Design Of The Tomb KV7
KV7 follows the bent-axis plan seen in all the old tombs. The entrance to the tomb is in the Valley floor dug into the limestone hillside at Theban. Located within the main wadi, KV7 is among the giant tombs in the area. It has three sloping corridors, a sound chamber, a pillared chamber, and two side chambers. A descent in the center and two more passages lead to another chamber, where a change of axis to the right can be seen, ending in the burial chamber.
Decorations inside the KV7 consist of scenes from the Book of the Gates, Book of the Dead, Book of the Heavenly Cow, Imydwat, Litany of Ra, and Opening of the Mouth Ritual. Also, scenes of the king and deities depicted many funerary objects in the burial chamber.
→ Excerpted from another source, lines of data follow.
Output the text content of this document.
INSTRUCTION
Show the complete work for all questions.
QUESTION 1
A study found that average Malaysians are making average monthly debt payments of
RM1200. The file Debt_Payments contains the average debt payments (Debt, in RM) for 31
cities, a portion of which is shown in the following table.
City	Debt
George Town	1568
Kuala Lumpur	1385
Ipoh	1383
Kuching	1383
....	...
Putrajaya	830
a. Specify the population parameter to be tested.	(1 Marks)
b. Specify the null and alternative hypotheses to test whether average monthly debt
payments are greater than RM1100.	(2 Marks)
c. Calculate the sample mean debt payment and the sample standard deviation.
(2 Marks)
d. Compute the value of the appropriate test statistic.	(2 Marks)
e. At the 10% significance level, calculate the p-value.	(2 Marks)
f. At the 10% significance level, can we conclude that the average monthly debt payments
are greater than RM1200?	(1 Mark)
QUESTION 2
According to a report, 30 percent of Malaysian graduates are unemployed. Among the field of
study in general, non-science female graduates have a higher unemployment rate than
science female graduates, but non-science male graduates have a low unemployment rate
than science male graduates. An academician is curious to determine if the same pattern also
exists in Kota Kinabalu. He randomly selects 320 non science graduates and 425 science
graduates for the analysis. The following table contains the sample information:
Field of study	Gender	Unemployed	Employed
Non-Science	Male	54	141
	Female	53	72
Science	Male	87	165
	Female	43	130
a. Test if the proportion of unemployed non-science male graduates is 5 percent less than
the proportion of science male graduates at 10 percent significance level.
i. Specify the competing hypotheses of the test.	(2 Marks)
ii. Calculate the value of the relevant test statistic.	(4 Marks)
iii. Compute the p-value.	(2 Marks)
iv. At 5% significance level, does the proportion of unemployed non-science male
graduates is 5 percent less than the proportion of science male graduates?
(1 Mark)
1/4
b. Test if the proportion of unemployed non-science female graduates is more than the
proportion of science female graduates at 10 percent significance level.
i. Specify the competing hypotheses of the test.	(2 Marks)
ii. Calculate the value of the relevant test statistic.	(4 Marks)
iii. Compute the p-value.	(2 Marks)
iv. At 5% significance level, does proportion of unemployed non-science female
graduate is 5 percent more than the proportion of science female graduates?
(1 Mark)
The decorative plan depicts two new features: the jambs of the first gate and the lintel. The plan shows similarities with the tomb of Seti I, KV 17. The most remarkable feature of KV 7 is its location, which is in the lower part of the main wadi. Several innovations in architecture and decorations were also noted, including the bent-axis tomb plan and the decorated gate.
The Present Situation
The tomb's location led to damage throughout the years from flooding. The king's mummy was relocated to DB320 to the mummy cache, and it’s said that tomb KV7 was reused in the Roman periods and the Third Intermediate for other burials. The floods have damaged even the underlying shale, where swelling due to moisture is seen. All this has perhaps made this tomb of once the greatest of rulers unsuitable for tourists' excursions.
The tomb contained a few funerary equipment, including a wooden shabti, a damaged cast bronze shabti, fragmentary Oshabty, fragments of statues, pieces of faience, bits of glass, and calcite and limestone vessel lids.
A robbery of Ramesses' tomb was the subject of a well-known papyrus known as the Strike Manuscript, which dates back to the 28th year, during the rule of Ramesses III. The mummy of Ramesses II was not found in his tomb.